Kultur

Theater an der Wien: Bitterböse Parabel über Geld und Gier

Auch so kann es manchmal gehen. Da werden Schlüsselwerke des 20. Jahrhunderts jahrelang nicht gespielt, ehe ein Jubiläum alles ändert. Die Rede ist von Gottfried von Einem, dessen 100. Geburtstag sich heuer jährte, der daher gleich von zwei Institutionen gewürdigt wird. So zeigt die Wiener Staatsoper ab 24. Mai "Dantons Tod", mit dem der 1996 verstorbene Komponist einst seinen Durchbruch feierte. Vorgelegt aber hat das Theater an der Wien mit einer Neuproduktion von "Der Besuch der alten Dame", die als exemplarisch bezeichnet werden darf.

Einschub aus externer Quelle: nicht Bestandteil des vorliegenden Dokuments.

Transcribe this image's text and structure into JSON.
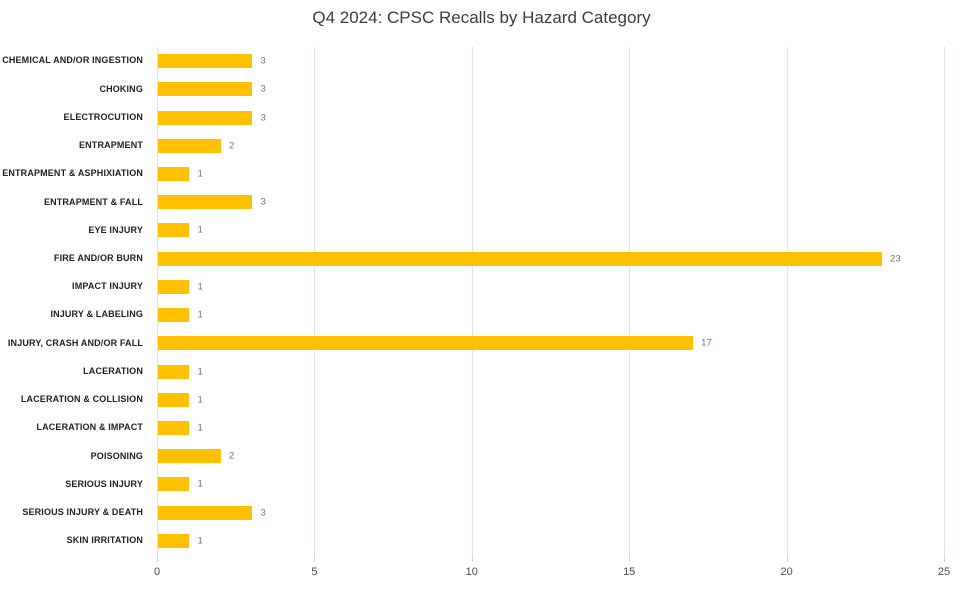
{
  "chart_data": {
    "type": "bar",
    "orientation": "horizontal",
    "title": "Q4 2024: CPSC Recalls by Hazard Category",
    "categories": [
      "CHEMICAL AND/OR INGESTION",
      "CHOKING",
      "ELECTROCUTION",
      "ENTRAPMENT",
      "ENTRAPMENT & ASPHIXIATION",
      "ENTRAPMENT & FALL",
      "EYE INJURY",
      "FIRE AND/OR BURN",
      "IMPACT INJURY",
      "INJURY & LABELING",
      "INJURY, CRASH AND/OR FALL",
      "LACERATION",
      "LACERATION & COLLISION",
      "LACERATION & IMPACT",
      "POISONING",
      "SERIOUS INJURY",
      "SERIOUS INJURY & DEATH",
      "SKIN IRRITATION"
    ],
    "values": [
      3,
      3,
      3,
      2,
      1,
      3,
      1,
      23,
      1,
      1,
      17,
      1,
      1,
      1,
      2,
      1,
      3,
      1
    ],
    "xlabel": "",
    "ylabel": "",
    "xlim": [
      0,
      25
    ],
    "xticks": [
      0,
      5,
      10,
      15,
      20,
      25
    ],
    "grid": true,
    "legend": false,
    "data_labels": true,
    "colors": {
      "bar": "#FFC000",
      "gridline": "#E8DEE6",
      "tick_line": "#DDCDD9",
      "title_text": "#3C3C3C",
      "category_text": "#1F1F1F",
      "value_label_text": "#7E6C6C",
      "tick_label_text": "#4C4C4C",
      "background": "#FFFFFF"
    }
  }
}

Denn was Regisseur Keith Warner, Ausstatter David Fielding, das großartige ORF Radio-Symphonieorchester Wien unter Dirigent Michael Boder, der exzellente Arnold Schoenberg Chor sowie die Solisten hier geleistet haben, ist zeitgemäßes Musiktheater vom Feinsten, das in jeder Hinsicht unter die Haut geht.

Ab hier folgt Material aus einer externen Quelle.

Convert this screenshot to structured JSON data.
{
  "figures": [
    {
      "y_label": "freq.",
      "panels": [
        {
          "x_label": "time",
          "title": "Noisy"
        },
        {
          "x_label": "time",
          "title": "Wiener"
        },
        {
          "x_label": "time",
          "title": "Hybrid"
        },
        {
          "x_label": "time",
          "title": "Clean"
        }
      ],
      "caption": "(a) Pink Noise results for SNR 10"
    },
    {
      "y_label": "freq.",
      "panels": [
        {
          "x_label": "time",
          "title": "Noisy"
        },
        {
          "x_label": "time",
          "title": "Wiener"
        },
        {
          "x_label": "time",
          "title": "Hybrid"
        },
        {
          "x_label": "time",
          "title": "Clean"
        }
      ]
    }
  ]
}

Das beginnt bei Regisseur Keith Warner, der Friedrich Dürrenmatts (er hat selbst das Libretto verfasst) bitterböse, beklemmende Parabel über Geld und Gier, Liebe und Rache eindrucksvoll in Szene gesetzt hat. Ganz in Schwarz-Weiß und Grau präsentiert sich das heruntergekommen Städtchen Güllen, als die bunt gewandete Milliardärin Claire Zachanassian mit ihrer Entourage (samt schwarzem Panther) einfällt. Häuser, Züge, Gleise hängen als Kartonagen von der Decke; bunt wird es erst durch das Geld, den Konsum.

Ode an den Mammon

Eine Milliarde bietet Claire bekanntlich für den Tod des Alfred Ill, der ihr einst großes Unrecht angetan hat. Nach und nach erliegen die Dorfbewohner den Verlockungen des Mammon; Ills Schicksal ist besiegelt. Und die Szenerie wird immer schriller, greller, spektakulärer. Grandios!

Auch Dirigent Michael Boder, das gut geprobte RSO und der Arnold Schoenberg Chor loten Von Einems teils illustrative, dann zu heftigen Ausbrüchen oder zarten Zwischentönen tendierende Musik in all ihren Facetten aus.

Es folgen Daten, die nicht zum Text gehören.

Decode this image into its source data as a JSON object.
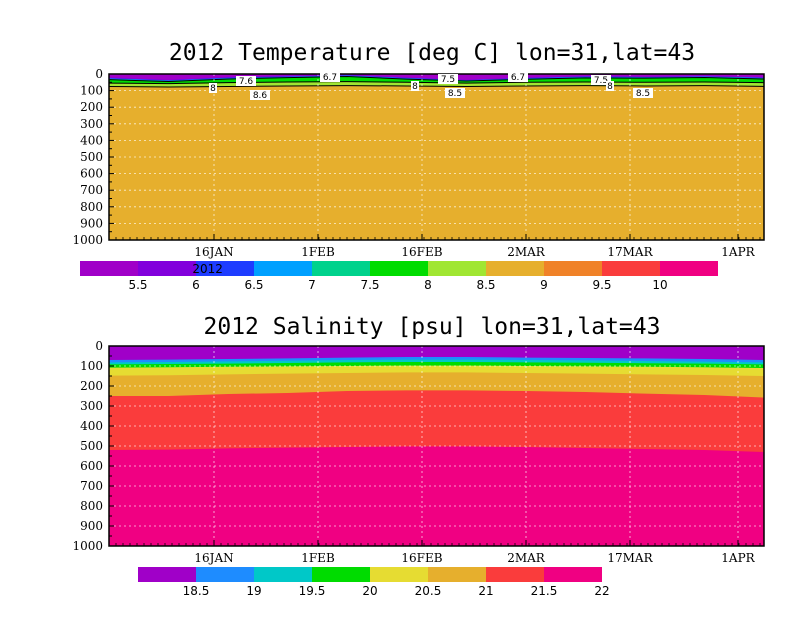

Katarina Karnéus hat sich die Partie der Claire vokal wie darstellerisch beängstigend gut zu eigen gemacht und findet in Russell Braun einen guten, intensiven Alfred Ill. Raymond Very als Bürgermeister oder Adrian Eröd als Lehrer imponieren sehr; das übrige, große Ensemble weist kaum Schwachstellen auf. Bravo! So macht ein Jubiläum wirklich Sinn.